Despite the data augmentation that was done to the dataset, further augmentation would benefit this project, whether by including additional portraits from other artists or another method of increasing the size of the dataset.
Additionally, our project is a good example of mode collapse, where GANs fails to produce different outputs. This is potentially caused by a problem present in training, where the generator produces similar data as it is able to easily fool the discriminator. This can be solved by further data augmentation and additional training time, potentially training the model for approximately two weeks or more, instead of overnight.

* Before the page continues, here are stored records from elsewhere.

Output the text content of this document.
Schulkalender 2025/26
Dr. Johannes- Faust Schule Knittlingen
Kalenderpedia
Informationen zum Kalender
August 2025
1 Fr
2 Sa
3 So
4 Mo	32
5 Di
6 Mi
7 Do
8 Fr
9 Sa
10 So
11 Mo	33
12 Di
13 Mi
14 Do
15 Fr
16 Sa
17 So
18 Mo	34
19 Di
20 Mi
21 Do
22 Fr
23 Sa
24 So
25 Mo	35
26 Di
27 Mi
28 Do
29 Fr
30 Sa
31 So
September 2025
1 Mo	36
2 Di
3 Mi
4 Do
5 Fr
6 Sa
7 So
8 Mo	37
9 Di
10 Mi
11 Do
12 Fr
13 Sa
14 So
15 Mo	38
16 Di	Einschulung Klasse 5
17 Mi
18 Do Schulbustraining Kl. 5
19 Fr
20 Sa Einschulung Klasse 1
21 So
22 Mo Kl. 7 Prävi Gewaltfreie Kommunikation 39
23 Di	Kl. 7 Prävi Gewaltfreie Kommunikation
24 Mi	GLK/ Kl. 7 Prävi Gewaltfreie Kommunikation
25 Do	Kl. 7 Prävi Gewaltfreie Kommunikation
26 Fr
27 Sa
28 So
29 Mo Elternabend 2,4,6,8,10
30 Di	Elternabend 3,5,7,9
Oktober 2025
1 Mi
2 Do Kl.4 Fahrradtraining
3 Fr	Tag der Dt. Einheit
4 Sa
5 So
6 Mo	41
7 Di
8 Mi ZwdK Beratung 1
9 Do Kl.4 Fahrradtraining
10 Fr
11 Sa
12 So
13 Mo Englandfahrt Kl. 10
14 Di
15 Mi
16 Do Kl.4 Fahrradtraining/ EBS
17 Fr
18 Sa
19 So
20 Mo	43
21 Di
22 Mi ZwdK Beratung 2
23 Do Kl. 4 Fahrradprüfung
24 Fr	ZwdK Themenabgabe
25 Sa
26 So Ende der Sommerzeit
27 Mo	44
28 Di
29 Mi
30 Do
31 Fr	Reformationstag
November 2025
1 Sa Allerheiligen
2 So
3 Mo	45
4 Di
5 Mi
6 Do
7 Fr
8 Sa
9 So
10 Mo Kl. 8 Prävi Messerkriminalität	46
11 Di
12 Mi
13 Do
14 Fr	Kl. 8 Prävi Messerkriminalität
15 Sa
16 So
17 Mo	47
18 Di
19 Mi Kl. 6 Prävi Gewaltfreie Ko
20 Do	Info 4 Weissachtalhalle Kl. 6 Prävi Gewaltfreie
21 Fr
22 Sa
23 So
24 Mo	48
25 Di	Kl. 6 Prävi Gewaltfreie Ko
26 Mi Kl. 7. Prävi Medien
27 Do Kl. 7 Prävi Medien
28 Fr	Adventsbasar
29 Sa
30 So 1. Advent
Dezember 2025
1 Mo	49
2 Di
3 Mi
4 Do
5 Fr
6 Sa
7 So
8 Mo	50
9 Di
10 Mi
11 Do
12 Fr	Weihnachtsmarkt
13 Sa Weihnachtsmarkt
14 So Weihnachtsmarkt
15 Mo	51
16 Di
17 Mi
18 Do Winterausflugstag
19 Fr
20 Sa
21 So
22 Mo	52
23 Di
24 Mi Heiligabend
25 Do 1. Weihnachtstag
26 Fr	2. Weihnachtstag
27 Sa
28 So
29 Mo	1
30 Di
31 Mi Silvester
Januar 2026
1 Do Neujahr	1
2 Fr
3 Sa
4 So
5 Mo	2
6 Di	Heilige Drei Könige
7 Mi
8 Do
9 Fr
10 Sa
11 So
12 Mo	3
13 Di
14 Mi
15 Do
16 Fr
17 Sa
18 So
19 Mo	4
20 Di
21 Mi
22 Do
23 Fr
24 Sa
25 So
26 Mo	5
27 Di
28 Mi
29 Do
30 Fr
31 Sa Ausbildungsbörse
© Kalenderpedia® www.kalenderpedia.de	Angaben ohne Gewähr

GANs can be used to generate new works of art by painters, albeit with some caveats. As we have seen in this project, GANs can easily overfit to a dataset and run into the mode collapse problem. Therefore, a large dataset and ample training time are requirements to create unique yet indistinguishable generated images of paintings. As it stands, the model would not be able to generate a new painting by a single artist but nonetheless has the capability of generating new paintings within the realm of different types and styles of art. Our team did go back into the dataset and implemented further image augmentation. While it was not able to converge because of the time limitations, it did provide insights into the potential for future work. The possibilities of generating new fine art with the familiarity of beloved artists can happen with data augmentation, weeks of training, and manual review of both the original images and the generated ones.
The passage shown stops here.